Killing debate

At last, we have a profound and wide-ranging debate on the role of armed struggle in Palestinian resistance. Or do we?

A number of Palestinian intellectuals and activists, including Edward Said, Mustafa Barghouti and Saleh Abdel-Jawad, have been insistently, if none too obtrusively, placing this issue on the agenda of debate on the strategy and tactics of Palestinian resistance, generally, and the on-going Intifada in particular. It is not an easy debate to either urge or engage in. It is a debate under siege, literally and metaphorically.

The contrast between the scale, brutality and systematic nature of Israeli violence against Palestinians and Palestinian violence against Israelis is obvious. Yet it is consistently denied. Equally denied is the fact that the Palestinians are a people under military occupation by a foreign power, that they are disenfranchised, denied the most basic formal rights accorded to every other people in the world. (It is almost always forgotten that other oppressed ethnic or national groups seeking self-determination, whether in Northern Ireland, the former Yugoslavia or Turkey, possess — at least nominally — the same citizenship rights as the predominant national or ethnic group.) The Palestinians in the West Bank and Gaza do not vote in Israeli elections, yet it is the Israeli electorate that decides their fate, in the most brutal and contemptuous of ways. This simple, glaringly obvious fact spells nothing but colonial enslavement, but is continually kept out of sight.

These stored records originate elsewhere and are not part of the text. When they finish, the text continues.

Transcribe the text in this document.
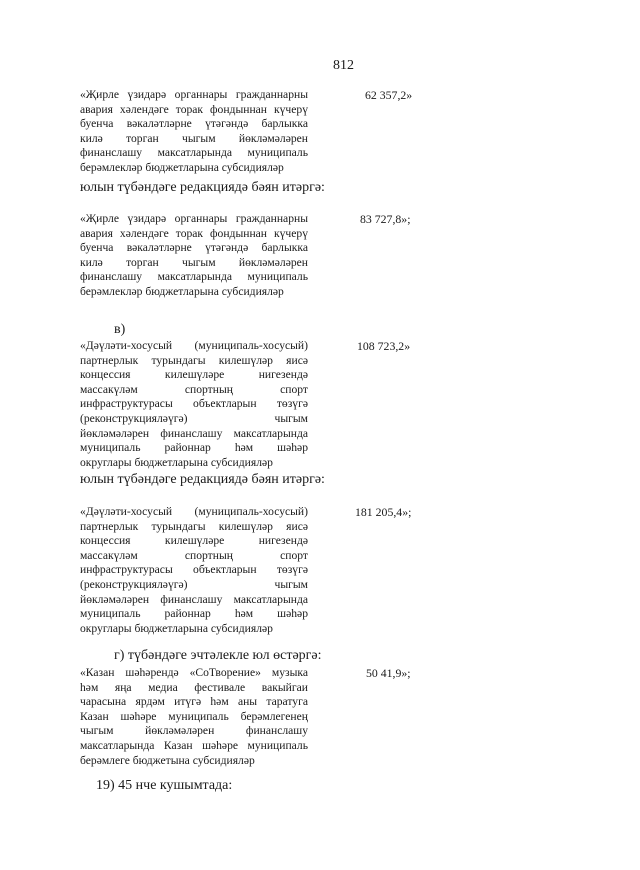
812
«Җирле үзидарә органнары гражданнарны
авария хәлендәге торак фондыннан күчерү
буенча вәкаләтләрне үтәгәндә барлыкка
килә торган чыгым йөкләмәләрен
финанслашу максатларында муниципаль
берәмлекләр бюджетларына субсидияләр
62 357,2»
юлын түбәндәге редакциядә бәян итәргә:
«Җирле үзидарә органнары гражданнарны
авария хәлендәге торак фондыннан күчерү
буенча вәкаләтләрне үтәгәндә барлыкка
килә торган чыгым йөкләмәләрен
финанслашу максатларында муниципаль
берәмлекләр бюджетларына субсидияләр
83 727,8»;
в)
«Дәүләти-хосусый (муниципаль-хосусый)
партнерлык турындагы килешүләр яисә
концессия килешүләре нигезендә
массакүләм спортның спорт
инфраструктурасы объектларын төзүгә
(реконструкцияләүгә) чыгым
йөкләмәләрен финанслашу максатларында
муниципаль районнар һәм шәһәр
округлары бюджетларына субсидияләр
108 723,2»
юлын түбәндәге редакциядә бәян итәргә:
«Дәүләти-хосусый (муниципаль-хосусый)
партнерлык турындагы килешүләр яисә
концессия килешүләре нигезендә
массакүләм спортның спорт
инфраструктурасы объектларын төзүгә
(реконструкцияләүгә) чыгым
йөкләмәләрен финанслашу максатларында
муниципаль районнар һәм шәһәр
округлары бюджетларына субсидияләр
181 205,4»;
г) түбәндәге эчтәлекле юл өстәргә:
«Казан шәһәрендә «СоТворение» музыка
һәм яңа медиа фестивале вакыйгаи
чарасына ярдәм итүгә һәм аны таратуга
Казан шәһәре муниципаль берәмлегенең
чыгым йөкләмәләрен финанслашу
максатларында Казан шәһәре муниципаль
берәмлеге бюджетына субсидияләр
50 41,9»;
19) 45 нче кушымтада:
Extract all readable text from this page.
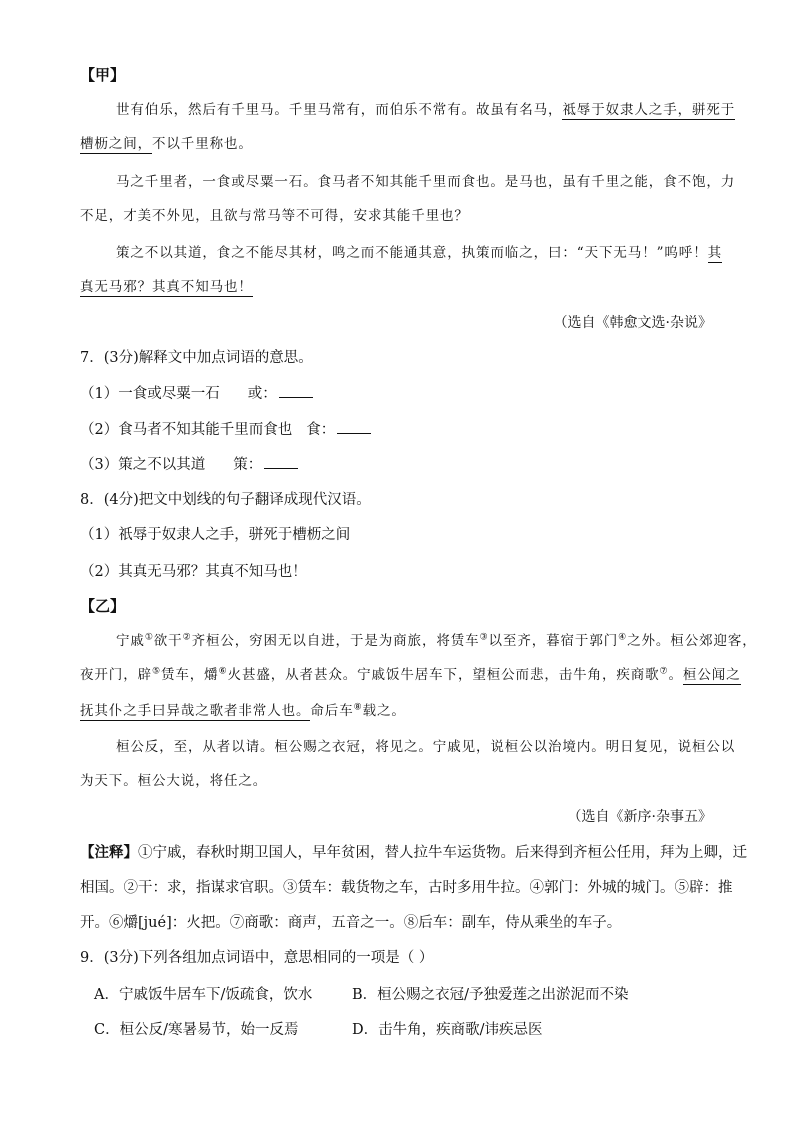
【甲】
世有伯乐，然后有千里马。千里马常有，而伯乐不常有。故虽有名马，祗辱于奴隶人之手，骈死于
槽枥之间，不以千里称也。
马之千里者，一食或尽粟一石。食马者不知其能千里而食也。是马也，虽有千里之能，食不饱，力
不足，才美不外见，且欲与常马等不可得，安求其能千里也？
策之不以其道，食之不能尽其材，鸣之而不能通其意，执策而临之，曰：“天下无马！”呜呼！其
真无马邪？其真不知马也！
（选自《韩愈文选·杂说》
7．(3分)解释文中加点词语的意思。
（1）一食或尽粟一石 或：
（2）食马者不知其能千里而食也 食：
（3）策之不以其道 策：
8．(4分)把文中划线的句子翻译成现代汉语。
（1）祇辱于奴隶人之手，骈死于槽枥之间
（2）其真无马邪？其真不知马也！
【乙】
宁戚①欲干②齐桓公，穷困无以自进，于是为商旅，将赁车③以至齐，暮宿于郭门④之外。桓公郊迎客，
夜开门，辟⑤赁车，爝⑥火甚盛，从者甚众。宁戚饭牛居车下，望桓公而悲，击牛角，疾商歌⑦。桓公闻之
抚其仆之手曰异哉之歌者非常人也。命后车⑧载之。
桓公反，至，从者以请。桓公赐之衣冠，将见之。宁戚见，说桓公以治境内。明日复见，说桓公以
为天下。桓公大说，将任之。
（选自《新序·杂事五》
【注释】①宁戚，春秋时期卫国人，早年贫困，替人拉牛车运货物。后来得到齐桓公任用，拜为上卿，迁
相国。②干：求，指谋求官职。③赁车：载货物之车，古时多用牛拉。④郭门：外城的城门。⑤辟：推
开。⑥爝[jué]：火把。⑦商歌：商声，五音之一。⑧后车：副车，侍从乘坐的车子。
9．(3分)下列各组加点词语中，意思相同的一项是（ ）
A．宁戚饭牛居车下/饭疏食，饮水	B．桓公赐之衣冠/予独爱莲之出淤泥而不染
C．桓公反/寒暑易节，始一反焉	D．击牛角，疾商歌/讳疾忌医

It seems so simple: the Palestinians’ oppression is comparable to no other in the contemporary world; it compares only with South African Apartheid, the collapse of which was welcomed by the whole world over a decade ago. But it is not seen. Those who run the world’s politics, and even more significant, control its awareness, deem it so.

The heartlessness of it all boggles the mind. And it can be explained only by racism. Our suffering simply does not matter.

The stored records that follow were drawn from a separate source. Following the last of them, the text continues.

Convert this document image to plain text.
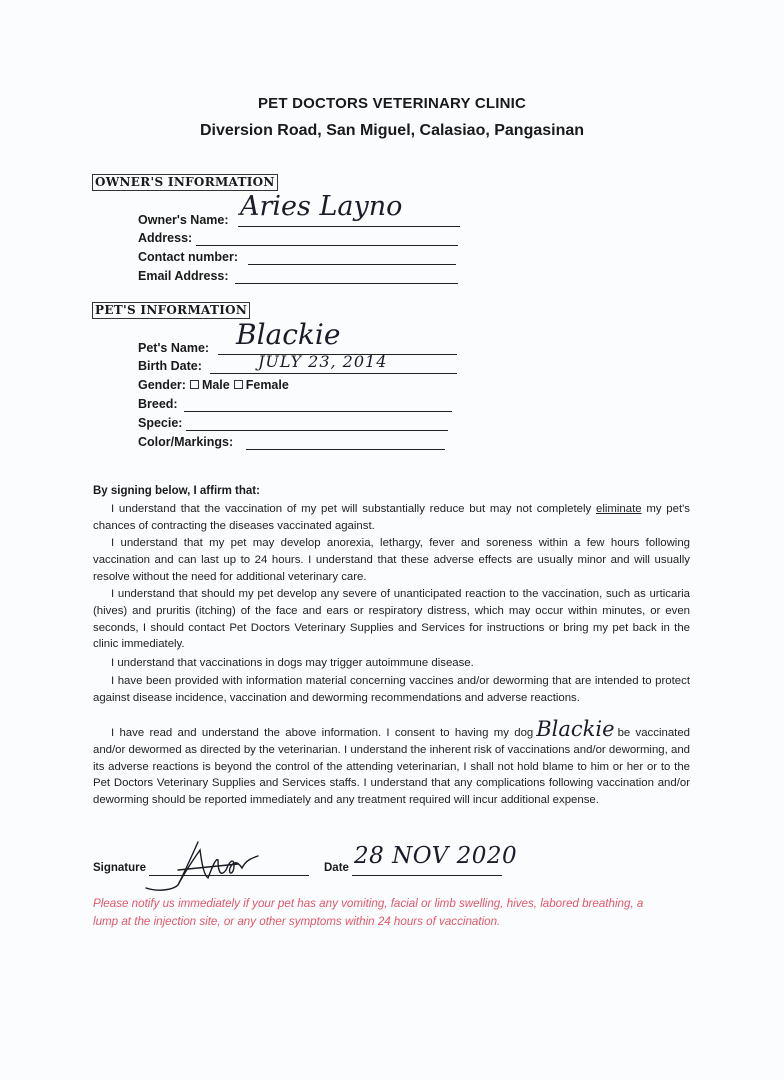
PET DOCTORS VETERINARY CLINIC
Diversion Road, San Miguel, Calasiao, Pangasinan
OWNER'S INFORMATION
Owner's Name: Aries Layno
Address:
Contact number:
Email Address:
PET'S INFORMATION
Pet's Name: Blackie
Birth Date:	JULY 23, 2014
Gender: Male Female
Breed:
Specie:
Color/Markings:
By signing below, I affirm that:
I understand that the vaccination of my pet will substantially reduce but may not completely eliminate my pet's chances of contracting the diseases vaccinated against.
I understand that my pet may develop anorexia, lethargy, fever and soreness within a few hours following vaccination and can last up to 24 hours. I understand that these adverse effects are usually minor and will usually resolve without the need for additional veterinary care.
I understand that should my pet develop any severe of unanticipated reaction to the vaccination, such as urticaria (hives) and pruritis (itching) of the face and ears or respiratory distress, which may occur within minutes, or even seconds, I should contact Pet Doctors Veterinary Supplies and Services for instructions or bring my pet back in the clinic immediately.
I understand that vaccinations in dogs may trigger autoimmune disease.
I have been provided with information material concerning vaccines and/or deworming that are intended to protect against disease incidence, vaccination and deworming recommendations and adverse reactions.
I have read and understand the above information. I consent to having my dog Blackie be vaccinated and/or dewormed as directed by the veterinarian. I understand the inherent risk of vaccinations and/or deworming, and its adverse reactions is beyond the control of the attending veterinarian, I shall not hold blame to him or her or to the Pet Doctors Veterinary Supplies and Services staffs. I understand that any complications following vaccination and/or deworming should be reported immediately and any treatment required will incur additional expense.
Signature	Date 28 NOV 2020
Please notify us immediately if your pet has any vomiting, facial or limb swelling, hives, labored breathing, a lump at the injection site, or any other symptoms within 24 hours of vaccination.
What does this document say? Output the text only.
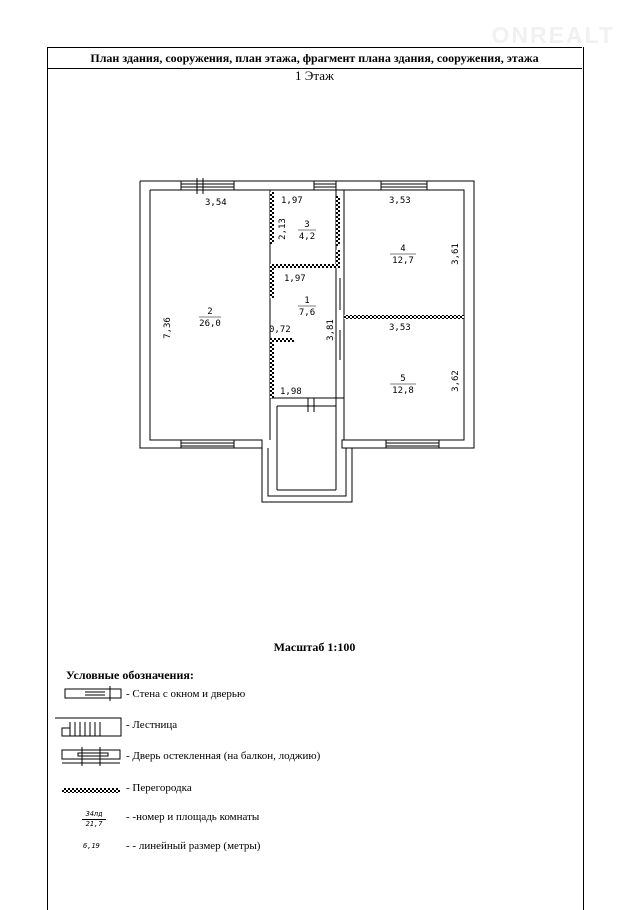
План здания, сооружения, план этажа, фрагмент плана здания, сооружения, этажа
ONREALT
1 Этаж
2
26,0
3
4,2
1
7,6
4
12,7
5
12,8
3,54	1,97	3,53
1,97
3,53
0,72
1,98
7,36
2,13
3,81
3,61
3,62
Масштаб 1:100
Условные обозначения:
- Стена с окном и дверью
- Лестница
- Дверь остекленная (на балкон, лоджию)
- Перегородка
- -номер и площадь комнаты
- - линейный размер (метры)
34лд
21,7
6,19
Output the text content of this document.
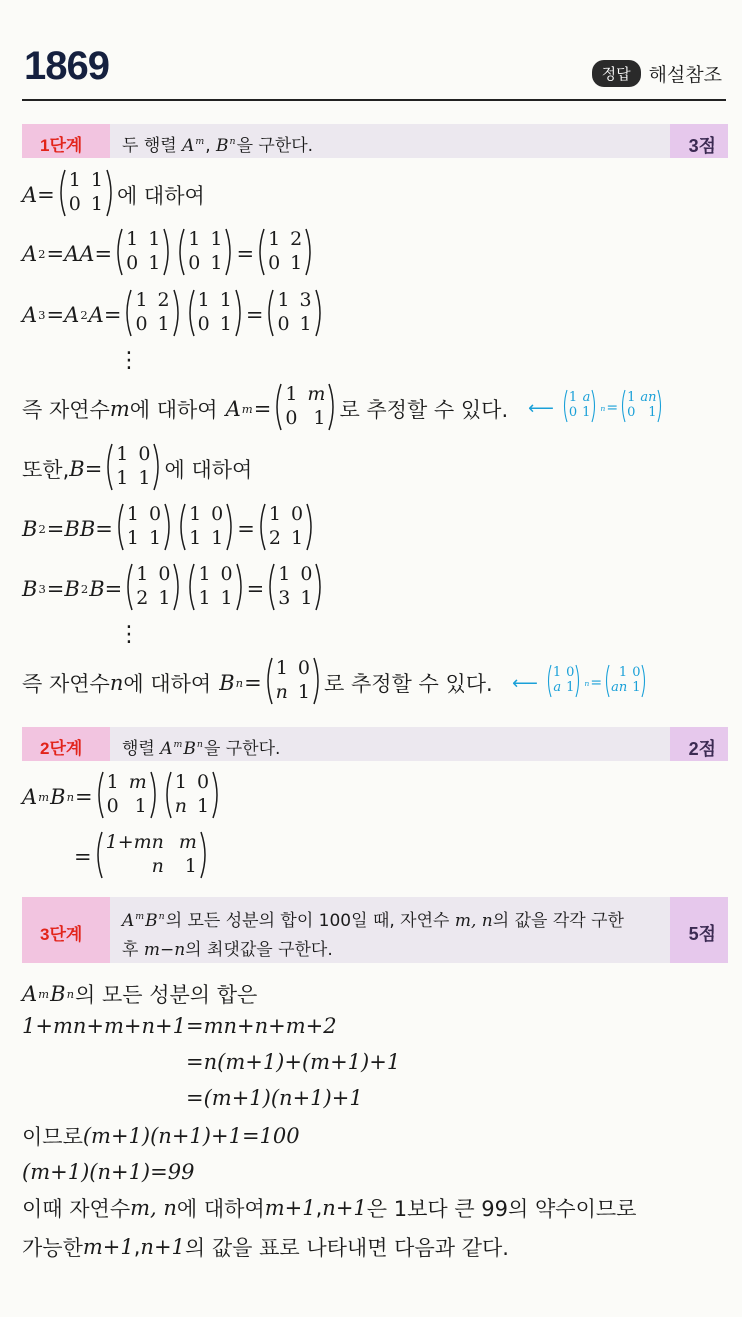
1869	정답 해설참조
1단계 두 행렬 $A^m$, $B^n$을 구한다.	3점
A =
1 1
0 1 에 대하여
A 2 = AA =
1 1
0 1
1 1
0 1 =
1 2
0 1
A 3 = A 2 A =
1 2
0 1
1 1
0 1 =
1 3
0 1
⋮
즉 자연수 m 에 대하여 A m =
1 m
0 1 로 추정할 수 있다. ⟵ 1 a
0 1 n =
1 an
0 1
또한, B =
1 0
1 1 에 대하여
B 2 = BB =
1 0
1 1
1 0
1 1 =
1 0
2 1
B 3 = B 2 B =
1 0
2 1
1 0
1 1 =
1 0
3 1
⋮
즉 자연수 n 에 대하여 B n =
1 0
n 1 로 추정할 수 있다. ⟵ 1 0
a 1 n =
1 0
an 1
2단계 행렬 $A^mB^n$을 구한다.	2점
A m B n =
1 m
0 1
1 0
n 1
=
1+mn m
n	1
3단계
$A^mB^n$의 모든 성분의 합이 100일 때, 자연수 m, n의 값을 각각 구한
후 m−n의 최댓값을 구한다.
5점
A m B n 의 모든 성분의 합은
1+mn+m+n+1=mn+n+m+2
=n(m+1)+(m+1)+1
=(m+1)(n+1)+1
이므로 (m+1)(n+1)+1=100
(m+1)(n+1)=99
이때 자연수 m, n 에 대하여 m+1 , n+1 은 1보다 큰 99의 약수이므로
가능한 m+1 , n+1 의 값을 표로 나타내면 다음과 같다.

Debate over the means of Palestinian resistance must be engaged, nonetheless. Indeed, it is very attractive to say to hell with them all. They don’t care about our suffering, the murder and mutilation of our children leaves them cold, the denial of our most basic rights to move freely, to till our land, to keep our few possessions and to eke out a decent existence in peace makes no impression on them. Why then should we care for their cries of outrage and condemnation when we, in turn, do a bit of killing of our own? Why are their children so much more precious than ours? Why is their pain and suffering felt and ours scorned?

The point, however, is that we struggle to win, not to score or not score debating points. And even if the objective is to “force the world to see our suffering,” as has been the rationale behind the emotive, knee-jerk reaction since the days of Wadie Haddad’s plane hijacks in the late sixties, early seventies, it should have become obvious that it does not.

Armed struggle is a complex and loaded question. We are not living in a pacifist world. Morally, and in terms of international law, recourse to arms is sanctioned. The right of a people suffering from colonial oppression to take up arms in its struggle for independence is established by virtue of experience, morality and law. The concept of terrorism, on the other hand, is farcical, from a moral and legal point of view. Arbitrarily grounded in the foreign policy interests of the US, to pay any attention to it would be absurd. If terrorism is defined as armed attacks by non-state actors, then why were the Contras and the Mujahedeen freedom fighters, and the Lebanese and Palestinians, terrorists? If it is defined as armed attacks against non-combatants, then the US, Israel and most of the members of the European Union should top the list of terrorism-exporting states. Law, as any secondary school student knows, is supposed to be general and abstract. Morality is supposed to be moral.

Then there is the charged, symbolic significance of armed struggle in the history of Palestinian resistance. Last week, I referred to the strategy of “protracted people’s war” adopted by the Palestinian resistance in the wake of the June ’67 defeat. It may have achieved little towards its expressed goal of liberating Palestine and creating a democratic secular state for Palestinians and Jews, but there is no doubting that the armed Palestinian organisation in Jordan and later Lebanon played a decisive role in defining the Palestinians as a nation, not merely “Arab refugees.” The Klashnikov became a symbol of Palestinian struggle and nationhood.

We might look also at the conduct of armed struggle in the current Intifada. An erstwhile Palestinian freedom fighter-turned-policeman is supposed to stand idle while his unarmed people are being systematically butchered by the Israeli occupation army and rampaging settlers? He’s got a gun, he will fire it. It happened in the so-called mini-Intifada in ’96, and that was how it began this time around.

Ultimately, however, it is a question of strategy not justification. Do arms bring us closer to Palestinian emancipation, or on the contrary, make the road even more difficult?

I had hoped to see a debate on the role of armed struggle in the current Intifada and in the Palestinian liberation strategy. What we got was a debate on whether Islam sanctions suicide bombings or not. We remain in the realm of the absurd.

Mr. Hani Shukrallah is Managing Editor of Al-Ahram Weekly.